AWSCertifiedBigDataSlides-compressed

Exam Overview

  • Course: AWS Certified Data Analytics Specialty Course DAS-C01

  • Objective: Prepare for the Big Data Specialty certification exam (BDS-C00).

  • Recommended Background:

    • Prior knowledge of AWS services (EC2, networking).

    • Familiarity with data and analytics concepts.

  • Duration: Long and interesting course, take your time.

Instructors

  • Stephane Maarek

    • IT Consultant & AWS Big Data Architect.

    • Veteran instructor; 94% certification score.

    • Links: GitHub, LinkedIn, Medium, Twitter.

  • Frank Kane

    • Former Amazon Sr. Software Engineer and Manager.

    • Focus on Machine Learning and Big Data.

    • Owner of Sundog Education.

    • Links: LinkedIn, Twitter, Facebook.

Course Coverage

  • AWS Big Data Services:

    • Amazon Kinesis, AWS Lambda, AWS Glue, Amazon EMR, Amazon ML, SageMaker, etc.

    • Services categorized into:

      • Collection: Kinesis, AWS IoT, SQS.

      • Storage: S3, DynamoDB.

      • Processing: AWS Lambda, Glue, EMR.

      • Analysis: Athena, Redshift, QuickSight.

      • Security: AWS KMS, CloudHSM.

Case Study

  • Case Study Overview: cadabra.com

  • Requirements:

    • Order History App: Client app, server logs.

    • Product Recommendations: Server logs.

    • Transaction Rate Alarm: Server logs.

    • Near Real-Time Log Analysis: Amazon OpenSearch, Kinesis Data Firehose.

    • Data Warehousing & Visualization: (Managed Serverless).

AWS Data Collection Methods

  • Real-Time:

    • Tools: Kinesis Data Streams, SQS.

  • Near Real-Time:

    • Tools: Kinesis Data Firehose, DMS.

  • Batch Analysis:

    • Tools: Snowball, Data Pipeline.

Kinesis Data Streams

  • Architecture: Consists of shards, producers, consumers.

  • Data Ingestion Constraints:

    • Retention (1 to 365 days).

    • Record limitations (1 MB/record, 1,000 records/sec per shard).

  • Security:

    • Control access using IAM,

    • Encryption in flight and at rest with KMS.

AWS Lambda

  • Functionality: Serverless computing and event-driven architecture.

  • Common Integrations:

    • Kinesis, S3, DynamoDB.

  • Cost Model: Pay for number of requests and duration of execution.

  • Supported Languages: Node.js, Python, Java, C#, Go.

AWS Glue

  • Serverless ETL Service: Effective for data cleaning and transformation.

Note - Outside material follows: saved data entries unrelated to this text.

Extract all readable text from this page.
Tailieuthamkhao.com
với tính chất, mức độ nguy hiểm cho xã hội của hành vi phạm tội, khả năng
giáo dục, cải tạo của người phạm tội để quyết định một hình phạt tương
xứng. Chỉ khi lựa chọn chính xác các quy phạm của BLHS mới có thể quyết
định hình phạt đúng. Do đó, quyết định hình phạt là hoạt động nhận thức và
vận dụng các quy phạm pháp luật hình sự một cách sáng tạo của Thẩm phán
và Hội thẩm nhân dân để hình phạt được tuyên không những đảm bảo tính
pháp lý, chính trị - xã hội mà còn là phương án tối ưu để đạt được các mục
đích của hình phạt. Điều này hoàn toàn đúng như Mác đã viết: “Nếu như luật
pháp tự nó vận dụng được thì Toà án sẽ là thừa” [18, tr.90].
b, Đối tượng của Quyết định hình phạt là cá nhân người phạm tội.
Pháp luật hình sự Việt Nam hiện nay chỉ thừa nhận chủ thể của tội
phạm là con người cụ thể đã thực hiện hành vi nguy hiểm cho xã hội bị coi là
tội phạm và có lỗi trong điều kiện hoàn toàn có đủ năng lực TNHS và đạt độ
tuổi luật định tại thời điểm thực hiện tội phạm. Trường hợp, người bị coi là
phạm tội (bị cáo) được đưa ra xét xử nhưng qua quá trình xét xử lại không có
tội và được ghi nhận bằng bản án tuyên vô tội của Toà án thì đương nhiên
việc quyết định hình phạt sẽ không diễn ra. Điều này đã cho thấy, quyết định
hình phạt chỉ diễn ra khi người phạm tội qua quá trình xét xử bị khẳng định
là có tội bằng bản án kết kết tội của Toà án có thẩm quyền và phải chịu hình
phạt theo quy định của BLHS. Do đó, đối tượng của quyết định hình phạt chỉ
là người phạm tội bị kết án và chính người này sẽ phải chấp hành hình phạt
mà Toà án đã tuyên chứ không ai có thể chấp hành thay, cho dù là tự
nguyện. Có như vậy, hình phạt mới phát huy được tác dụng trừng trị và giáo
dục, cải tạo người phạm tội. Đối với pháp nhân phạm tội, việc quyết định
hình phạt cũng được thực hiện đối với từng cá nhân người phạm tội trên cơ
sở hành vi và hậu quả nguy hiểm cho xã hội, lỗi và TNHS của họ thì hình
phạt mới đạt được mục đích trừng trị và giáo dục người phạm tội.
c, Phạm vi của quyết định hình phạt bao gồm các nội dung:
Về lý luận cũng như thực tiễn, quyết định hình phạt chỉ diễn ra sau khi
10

  • Crawler Feature: Automatic schema discovery from data sources.

  • Key Transformations:

    • Machine learning transformations (FindMatches).

    • Supports a variety of data formats.

Amazon Redshift

  • Service Type: Fully-managed, petabyte-scale data warehouse.

  • Performance: 10x faster than others via MPP and columnar storage.

  • Key Features:

    • Scaling, backups, and concurrency management.

    • Storage options: RA3 nodes offering independent scaling of compute and storage.

Amazon QuickSight

  • Functionality: Fast, serverless business analytics service.

  • Key Features: Commonly used for dashboards, ad-hoc analysis, and visualizations.

  • Security: Multi-factor authentication, IAM policies, row-level security.

Exam Preparation Tips

  • Timing: 65 questions in 170 minutes (~2.5 minutes per question).

  • Practice: Take practice exams; familiarize with AWS white papers and make use of the AWS training resource.

  • Day of Exam:

    • Bring two forms of ID; no notes or electronic devices allowed.

    • Arrive early and prepared to reduce stress.

Additional Resources

  • Review AWS Big Data White Paper and specific service documentation for exam preparation.

  • Join AWS forums and communities for tips and advice from others who have taken the exam.